Ed è ancora una volta il contenuto degli smatphone – come avviene anche nell’indagine per lo stupro di Palermo – il fulcro attorno al quale stanno lavorando gli investigatori sul caso della violenza di gruppo su due minorenni, avvenuta a Caivano, nell’hinterland napoletano, nel quartiere Parco Verde.

Non sono solo i cellulari del branco ad essere finiti nel mirino degli inquirenti: anche gli smartphone della madre di una delle due bambine – hanno appena 12 e 11 anni – e di una delle vittime sono stati sequestrati.

La decisione di mettere sotto sequestro ed acquisire i contenuti di queste ultime due – madre e vittima –  si legge nel decreto di convalida del sequestro probatorio chiesto e ottenuto dalla Procura di Napoli Nord: “per analizzarne il contenuto”, con l’intenzione “di ricostruire la rete di relazioni tra i due indagati, le vittime, ulteriori soggetti a loro collegati”.

Nel gruppo di sei persone al centro dell’indagine, almeno due sarebbero sotto inchiesta per violenza sessuale. Fra questi ultimi, uno è maggiorenne e un altro presumibilmente di un’età che lo rende responsabile penalmente dei suoi atti (quindi certamente non è minore di 14 anni). L’ipotesi in campo è che fra loro ci sia stato uno scambio di file e messaggi.

Ma non finisce qui. Le due cuginette sarebbero state non solo abusate per mesi, ma sottoposte a ricatti, proprio utilizzando quei file. Le intimidazioni  sarebbero arrivate sul telefono di una di loro: ma gli inquirenti mantengono il massimo riserbo.

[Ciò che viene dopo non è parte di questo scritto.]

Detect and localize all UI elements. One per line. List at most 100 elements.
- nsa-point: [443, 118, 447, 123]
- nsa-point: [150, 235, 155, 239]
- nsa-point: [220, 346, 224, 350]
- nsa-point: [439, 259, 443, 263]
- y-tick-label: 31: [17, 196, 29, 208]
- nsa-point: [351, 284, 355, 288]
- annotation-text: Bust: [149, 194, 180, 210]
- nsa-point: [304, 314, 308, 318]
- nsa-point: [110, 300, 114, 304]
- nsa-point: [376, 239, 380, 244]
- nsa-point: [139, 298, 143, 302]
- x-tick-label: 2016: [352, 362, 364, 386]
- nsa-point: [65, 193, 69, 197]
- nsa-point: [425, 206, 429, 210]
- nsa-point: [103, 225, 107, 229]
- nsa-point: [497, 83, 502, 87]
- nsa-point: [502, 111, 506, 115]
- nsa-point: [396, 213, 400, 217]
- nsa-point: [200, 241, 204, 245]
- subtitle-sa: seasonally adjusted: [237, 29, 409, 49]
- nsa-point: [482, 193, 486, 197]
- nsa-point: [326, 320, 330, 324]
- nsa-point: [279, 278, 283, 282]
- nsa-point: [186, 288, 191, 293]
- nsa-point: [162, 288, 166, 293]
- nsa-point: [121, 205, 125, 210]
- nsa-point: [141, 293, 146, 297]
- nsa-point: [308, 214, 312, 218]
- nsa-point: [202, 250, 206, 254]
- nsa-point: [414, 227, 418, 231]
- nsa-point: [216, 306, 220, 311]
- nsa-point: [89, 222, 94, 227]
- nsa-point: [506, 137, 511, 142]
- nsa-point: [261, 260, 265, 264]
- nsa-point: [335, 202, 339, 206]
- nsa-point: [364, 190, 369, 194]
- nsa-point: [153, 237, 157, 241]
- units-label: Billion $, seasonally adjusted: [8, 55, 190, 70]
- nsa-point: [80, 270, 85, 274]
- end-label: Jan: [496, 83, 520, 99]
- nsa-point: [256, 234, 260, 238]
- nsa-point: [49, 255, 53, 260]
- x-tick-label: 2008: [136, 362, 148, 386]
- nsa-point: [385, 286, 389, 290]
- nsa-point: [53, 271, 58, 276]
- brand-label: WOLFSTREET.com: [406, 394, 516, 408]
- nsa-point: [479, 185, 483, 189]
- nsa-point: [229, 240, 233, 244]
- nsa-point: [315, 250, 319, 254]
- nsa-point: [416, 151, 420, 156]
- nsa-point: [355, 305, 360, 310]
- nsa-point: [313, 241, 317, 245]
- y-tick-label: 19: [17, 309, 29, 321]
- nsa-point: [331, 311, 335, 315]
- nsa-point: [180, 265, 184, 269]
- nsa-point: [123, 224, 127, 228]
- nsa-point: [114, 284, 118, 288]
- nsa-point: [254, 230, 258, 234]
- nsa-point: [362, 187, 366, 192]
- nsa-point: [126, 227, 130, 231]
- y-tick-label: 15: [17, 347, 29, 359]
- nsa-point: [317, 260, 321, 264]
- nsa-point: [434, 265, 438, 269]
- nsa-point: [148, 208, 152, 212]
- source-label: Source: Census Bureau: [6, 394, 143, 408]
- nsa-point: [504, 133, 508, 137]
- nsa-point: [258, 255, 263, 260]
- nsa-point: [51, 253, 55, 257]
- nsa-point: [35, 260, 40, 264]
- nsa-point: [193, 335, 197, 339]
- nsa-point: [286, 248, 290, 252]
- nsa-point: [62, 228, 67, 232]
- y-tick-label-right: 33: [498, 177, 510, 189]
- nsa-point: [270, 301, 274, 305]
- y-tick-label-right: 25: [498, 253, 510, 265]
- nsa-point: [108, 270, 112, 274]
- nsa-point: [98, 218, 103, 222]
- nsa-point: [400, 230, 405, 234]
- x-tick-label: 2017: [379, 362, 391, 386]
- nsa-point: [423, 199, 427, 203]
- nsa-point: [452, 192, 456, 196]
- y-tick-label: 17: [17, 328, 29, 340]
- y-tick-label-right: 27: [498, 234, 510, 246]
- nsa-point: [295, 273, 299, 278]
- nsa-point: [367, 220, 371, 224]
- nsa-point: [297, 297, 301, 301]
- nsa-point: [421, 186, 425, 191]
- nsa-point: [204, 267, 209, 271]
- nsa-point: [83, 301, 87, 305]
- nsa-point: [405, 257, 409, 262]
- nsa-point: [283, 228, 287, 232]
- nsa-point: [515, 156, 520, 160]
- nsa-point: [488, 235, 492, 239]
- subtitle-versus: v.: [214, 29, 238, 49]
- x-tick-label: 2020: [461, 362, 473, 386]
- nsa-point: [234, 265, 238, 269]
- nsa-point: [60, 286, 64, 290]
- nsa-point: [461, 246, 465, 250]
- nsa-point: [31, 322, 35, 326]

L’avvocato Carla Niola assiste la famiglia di una delle due cuginette e, sul caso, ha spiegato: “Rivivere il dolore e la paura del trauma a causa della pressione mediatica potrebbe compromettere nelle vittime la corretta rievocazione dei fatti vissuti: è l’effetto della vittimizzazione secondaria“.

La vicenda, pare, fosse nota a tanti, nel quartiere che vive un pesante degrado. E c’è chi ora dice: “Tutti sapevano quello che accadeva“. Eppure ora nessuno parla: l’ordine del silenzio sarebbe arrivato dai boss di quartiere, due dei quali padri dei ragazzi implicati nell’inchiesta, a fronte di minacce per chi viola le indicazioni dei capi delle piazze di spaccio. Silenzio e omertà: Parco Verde in queste ore si è ammutolito.

Don Patriciello, intanto, in qualità di parroco della chiesa del Parco Verde, ha scritto alla Premier Meloni e ha dedicato la sua omelia alla terribile vicenda che ha colpito le due cuginette: “Nessuno può lavarsi le mani e dire: io non c’entro”. Poi don Maurizio ha aggiunto: “Ho scritto alla premier Giorgia Meloni invitandola qui da noi. Siamo pronti ad accoglierla — ha concluso — non bisogna lasciare soli i bambini di questo quartiere”.